'Magic Lady' Rashida Samji: Accused Ponzi schemer in her own words
Interviews with B.C. securities regulator reveal tangled web behind $110M fraud
Last month, the B.C. Securities Commission fined Rashida Samji $33 million for running one of Canada's largest Ponzi schemes. This account is taken from two interviews the 61-year-old gave investigators that were in transcripts obtained by the CBC.
Rashida Samji was scared.
The notary public sat opposite two investigators in the downtown offices of the B,C, Securities Commission (BCSC). One noted the time: 1:45 pm, Jan. 30, 2012.
Samji, a Vancouver resident, had come without a lawyer.
"Just so you know, and it will come out, it will be proved, I am an innocent party here," she said.
She had survived cancer, a fact Samji often mentioned.
"Not because I want you to feel sympathetic," she said. "I've been through a lot in my life, and this is not where I want to be."
This was at the centre of a whirlwind of questions. Accounts frozen. Millions missing. Investors worried.
Samji promised to provide answers — but not yet.
She claimed she was a "pawn" for five other people. And she was worried about what they might do to her.
"I'm so scared that somebody might just pounce on me," she said. "If anything happens, they'll finish me off."
The 2nd interview: Oct. 16, 2013
A very different Rashida Samji showed up at the BCSC almost two years later.
She had a lawyer with her this time, and he objected to almost every question on the "ground the answer might tend to incriminate my client."
Still, Samji spoke. And almost immediately, investigators cut to the chase.
"Did you tell investors their money would never leave your trust account?
"Yes, I did."
"And that wasn't the case, was it?"
"No, it wasn't."
The BCSC says 200 people were defrauded in the $110-million Ponzi scheme. Last month, the commission fined Samji $33 million. She still faces 28 criminal charges of fraud and theft.
Victims thought they were investing in South African wineries. In reality, they were just paying each other.
The scheme began, Samji claimed, with a call for help.
'He used to call me The Magic Lady'
Zulfikar Nazarali Chatur died in Richmond, B.C., on Nov. 17, 2012, leaving questions about his relationship with Samji forever unanswered.
Samji said she knew Chatur as a man who could get his hands on cash in hurry. That was a service she claimed she needed in 2002.

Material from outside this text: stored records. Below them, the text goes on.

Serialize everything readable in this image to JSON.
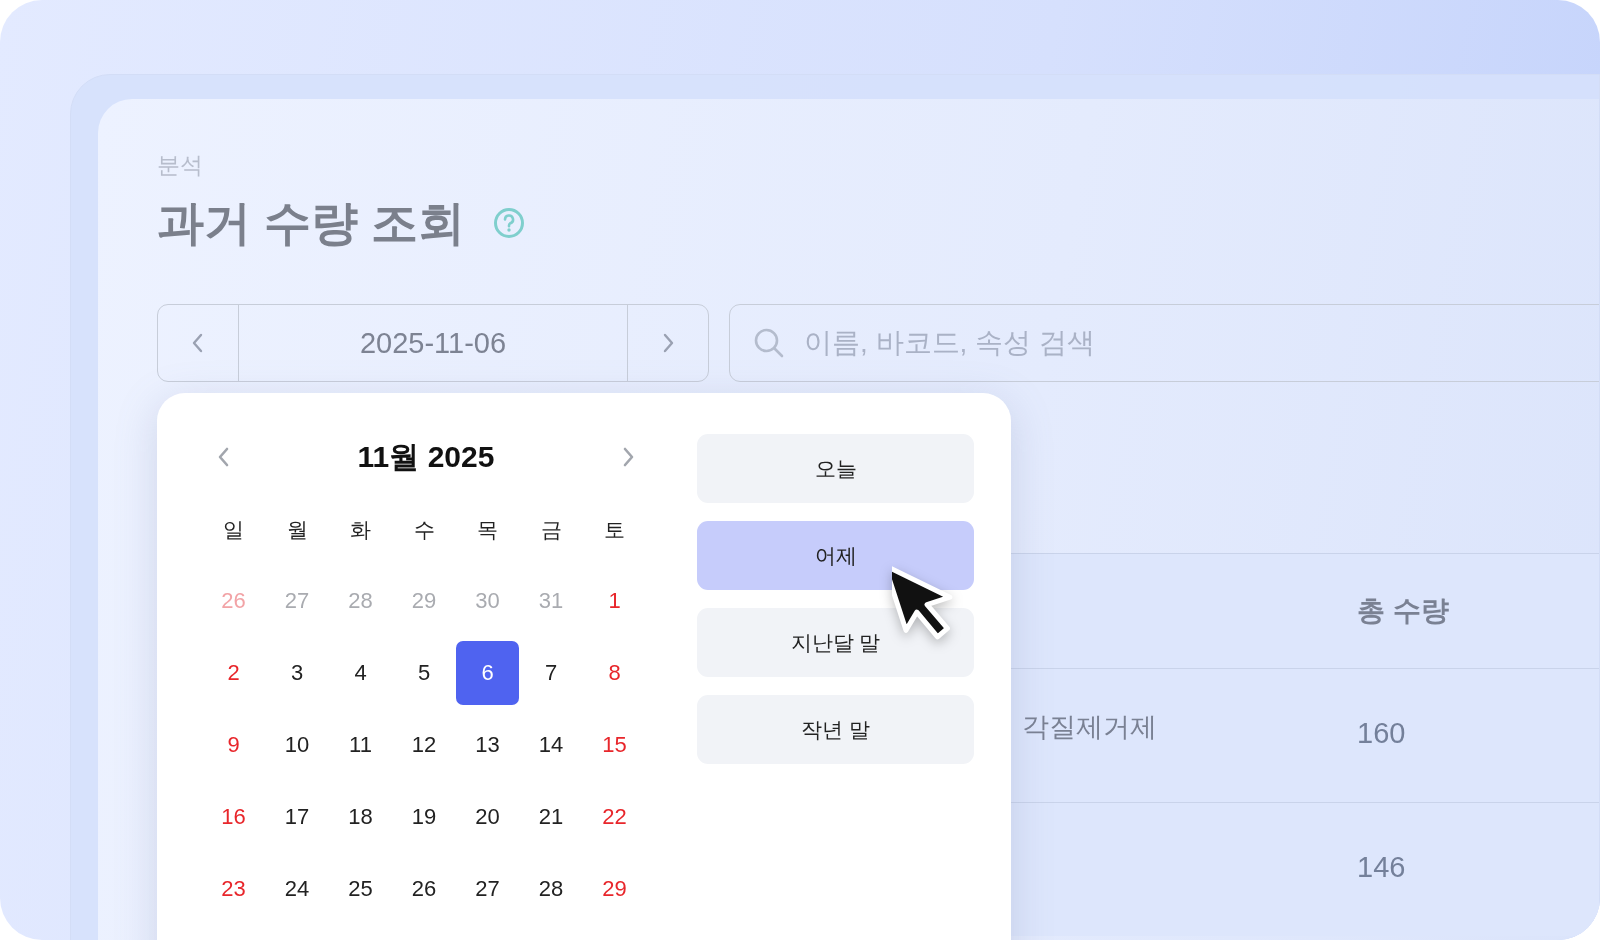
{
  "breadcrumb": "분석",
  "title": "과거 수량 조회",
  "date_nav": {
    "value": "2025-11-06"
  },
  "search": {
    "placeholder": "이름, 바코드, 속성 검색"
  },
  "calendar": {
    "month_title": "11월 2025",
    "weekdays": [
      "일",
      "월",
      "화",
      "수",
      "목",
      "금",
      "토"
    ],
    "days": [
      {
        "label": "26",
        "outside": true,
        "weekend": true,
        "selected": false
      },
      {
        "label": "27",
        "outside": true,
        "weekend": false,
        "selected": false
      },
      {
        "label": "28",
        "outside": true,
        "weekend": false,
        "selected": false
      },
      {
        "label": "29",
        "outside": true,
        "weekend": false,
        "selected": false
      },
      {
        "label": "30",
        "outside": true,
        "weekend": false,
        "selected": false
      },
      {
        "label": "31",
        "outside": true,
        "weekend": false,
        "selected": false
      },
      {
        "label": "1",
        "outside": false,
        "weekend": true,
        "selected": false
      },
      {
        "label": "2",
        "outside": false,
        "weekend": true,
        "selected": false
      },
      {
        "label": "3",
        "outside": false,
        "weekend": false,
        "selected": false
      },
      {
        "label": "4",
        "outside": false,
        "weekend": false,
        "selected": false
      },
      {
        "label": "5",
        "outside": false,
        "weekend": false,
        "selected": false
      },
      {
        "label": "6",
        "outside": false,
        "weekend": false,
        "selected": true
      },
      {
        "label": "7",
        "outside": false,
        "weekend": false,
        "selected": false
      },
      {
        "label": "8",
        "outside": false,
        "weekend": true,
        "selected": false
      },
      {
        "label": "9",
        "outside": false,
        "weekend": true,
        "selected": false
      },
      {
        "label": "10",
        "outside": false,
        "weekend": false,
        "selected": false
      },
      {
        "label": "11",
        "outside": false,
        "weekend": false,
        "selected": false
      },
      {
        "label": "12",
        "outside": false,
        "weekend": false,
        "selected": false
      },
      {
        "label": "13",
        "outside": false,
        "weekend": false,
        "selected": false
      },
      {
        "label": "14",
        "outside": false,
        "weekend": false,
        "selected": false
      },
      {
        "label": "15",
        "outside": false,
        "weekend": true,
        "selected": false
      },
      {
        "label": "16",
        "outside": false,
        "weekend": true,
        "selected": false
      },
      {
        "label": "17",
        "outside": false,
        "weekend": false,
        "selected": false
      },
      {
        "label": "18",
        "outside": false,
        "weekend": false,
        "selected": false
      },
      {
        "label": "19",
        "outside": false,
        "weekend": false,
        "selected": false
      },
      {
        "label": "20",
        "outside": false,
        "weekend": false,
        "selected": false
      },
      {
        "label": "21",
        "outside": false,
        "weekend": false,
        "selected": false
      },
      {
        "label": "22",
        "outside": false,
        "weekend": true,
        "selected": false
      },
      {
        "label": "23",
        "outside": false,
        "weekend": true,
        "selected": false
      },
      {
        "label": "24",
        "outside": false,
        "weekend": false,
        "selected": false
      },
      {
        "label": "25",
        "outside": false,
        "weekend": false,
        "selected": false
      },
      {
        "label": "26",
        "outside": false,
        "weekend": false,
        "selected": false
      },
      {
        "label": "27",
        "outside": false,
        "weekend": false,
        "selected": false
      },
      {
        "label": "28",
        "outside": false,
        "weekend": false,
        "selected": false
      },
      {
        "label": "29",
        "outside": false,
        "weekend": true,
        "selected": false
      }
    ]
  },
  "presets": [
    {
      "label": "오늘",
      "selected": false
    },
    {
      "label": "어제",
      "selected": true
    },
    {
      "label": "지난달 말",
      "selected": false
    },
    {
      "label": "작년 말",
      "selected": false
    }
  ],
  "table": {
    "header": {
      "column_2": "총 수량"
    },
    "rows": [
      {
        "column_1": "각질제거제",
        "column_2": "160"
      },
      {
        "column_2": "146"
      }
    ]
  }
}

Doctors were treating her for breast cancer. Samji claimed she got a call from England — a new client wanted to send a $500,000 bank draft to Canada.
The client asked Samji to keep $100,000 here, as a house down payment. The rest went back to England.

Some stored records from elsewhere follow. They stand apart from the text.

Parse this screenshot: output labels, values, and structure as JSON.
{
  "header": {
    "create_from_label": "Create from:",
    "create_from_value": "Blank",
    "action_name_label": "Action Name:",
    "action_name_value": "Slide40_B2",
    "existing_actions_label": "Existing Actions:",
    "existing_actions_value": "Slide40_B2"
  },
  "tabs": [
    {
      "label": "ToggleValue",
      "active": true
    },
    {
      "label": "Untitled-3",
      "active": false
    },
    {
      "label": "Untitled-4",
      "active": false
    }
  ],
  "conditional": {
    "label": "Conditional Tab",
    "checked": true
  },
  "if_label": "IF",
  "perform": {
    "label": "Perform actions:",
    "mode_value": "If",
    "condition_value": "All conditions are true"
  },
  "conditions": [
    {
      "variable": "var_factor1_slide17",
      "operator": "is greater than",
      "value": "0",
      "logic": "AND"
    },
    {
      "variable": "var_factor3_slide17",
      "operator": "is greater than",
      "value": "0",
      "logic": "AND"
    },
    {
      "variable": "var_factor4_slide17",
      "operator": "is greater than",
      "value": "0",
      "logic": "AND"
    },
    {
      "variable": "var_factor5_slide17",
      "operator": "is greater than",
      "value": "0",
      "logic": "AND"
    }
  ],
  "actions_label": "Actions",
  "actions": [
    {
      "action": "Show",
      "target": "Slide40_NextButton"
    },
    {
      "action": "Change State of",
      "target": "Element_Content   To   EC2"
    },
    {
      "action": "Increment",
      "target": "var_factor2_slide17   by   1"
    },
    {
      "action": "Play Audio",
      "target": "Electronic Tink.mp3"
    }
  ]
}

But three weeks later, Samji said, the bank called to say the client's draft was no good. She had already paid the money out of her trust account, and the client had vanished.

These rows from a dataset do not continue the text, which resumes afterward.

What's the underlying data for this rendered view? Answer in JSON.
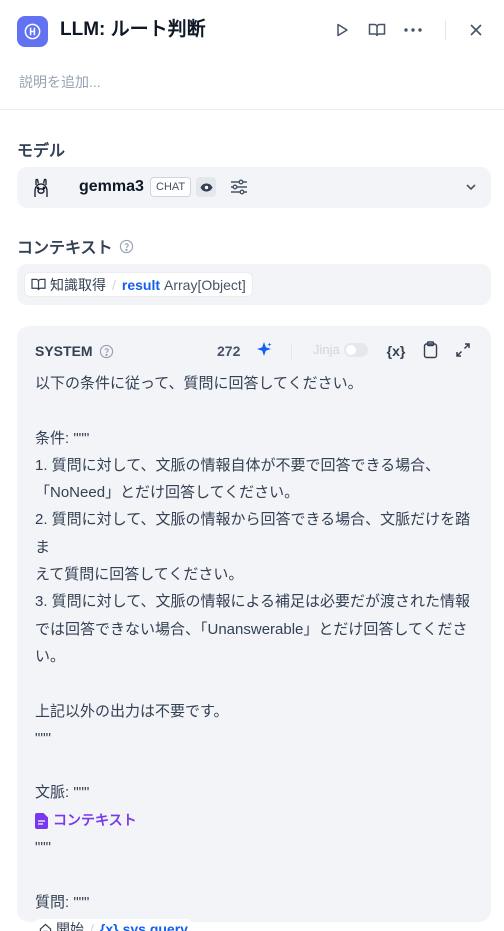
{
  "header": {
    "title": "LLM: ルート判断",
    "description_placeholder": "説明を追加..."
  },
  "model": {
    "section_label": "モデル",
    "name": "gemma3",
    "mode_badge": "CHAT"
  },
  "context": {
    "section_label": "コンテキスト",
    "node": "知識取得",
    "variable": "result",
    "type": "Array[Object]"
  },
  "system_prompt": {
    "role": "SYSTEM",
    "token_count": "272",
    "jinja_label": "Jinja",
    "variable_label": "{x}",
    "lines": [
      "以下の条件に従って、質問に回答してください。",
      "",
      "条件: \"\"\"",
      "1. 質問に対して、文脈の情報自体が不要で回答できる場合、",
      "「NoNeed」とだけ回答してください。",
      "2. 質問に対して、文脈の情報から回答できる場合、文脈だけを踏ま",
      "えて質問に回答してください。",
      "3. 質問に対して、文脈の情報による補足は必要だが渡された情報",
      "では回答できない場合、「Unanswerable」とだけ回答してください。",
      "",
      "上記以外の出力は不要です。",
      "\"\"\"",
      "",
      "文脈: \"\"\""
    ],
    "context_var_label": "コンテキスト",
    "after_context": [
      "\"\"\"",
      "",
      "質問: \"\"\""
    ],
    "query_node": "開始",
    "query_var": "sys.query",
    "closing": "\"\"\""
  },
  "colors": {
    "accent": "#6172f3",
    "variable_blue": "#155eef",
    "context_purple": "#7839ee",
    "panel_bg": "#f2f4f7"
  }
}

"Suddenly, I was short $400,000," she said. "That's when I panicked."
Samji claimed Chatur agreed to cover the money, but he wanted to double his investment.
She told investigators he showed up at hospital, demanding repayment. And then, she claimed, Chatur had an idea.
"He said to me, 'You know, you're in a position where you can get people to bring in money to invest.'"
Over time, she claimed, he also introduced her to potential investors: "He used to call me 'The Magic Lady.'"
Envelopes full of cash
Investors believed their money would stay in trust, providing collateral for international expansion by The Mark Anthony Group, which owns Mission Hill Winery. But that was a lie.
Initial returns reached as high as 35 per cent. Eventually, the amount settled to 12 per cent.
Samji claimed Chatur picked up an envelope containing $20,000 cash each month.
She said cash also went to Arvindbhai Patel, the former Coast Capital financial planner charged with 32 counts of contravening the Securities Act.
In an agreement with the BCSC, he admitted to encouraging friends, family and co-workers to invest $29 million.
"And did you ever calculate how much cash you gave to Mr. Patel?" an investigator asked.
"I don't have an exact amount," Samji said. "But he was the one who was bringing in some of it in cash, so he just took part of it out."
'They were aware of what was going on'
As the second interview wound down, investigators pored over a spreadsheet: money in, money out.
Samji claimed she made about $3 million over 10 years.
There were net winners and net losers. Regular people who lost their life savings, and shrewd investors, including an international banker, who Samji believed turned a blind eye to everything but profit.
"Without it ever being formally said or put into writing, these are people who knew that you couldn't have an investment return of 30 to 40 per cent without something amiss there," she said.
"I say this because they are seasoned people, not uneducated people, and it wouldn't take a rocket scientist to figure some of this out."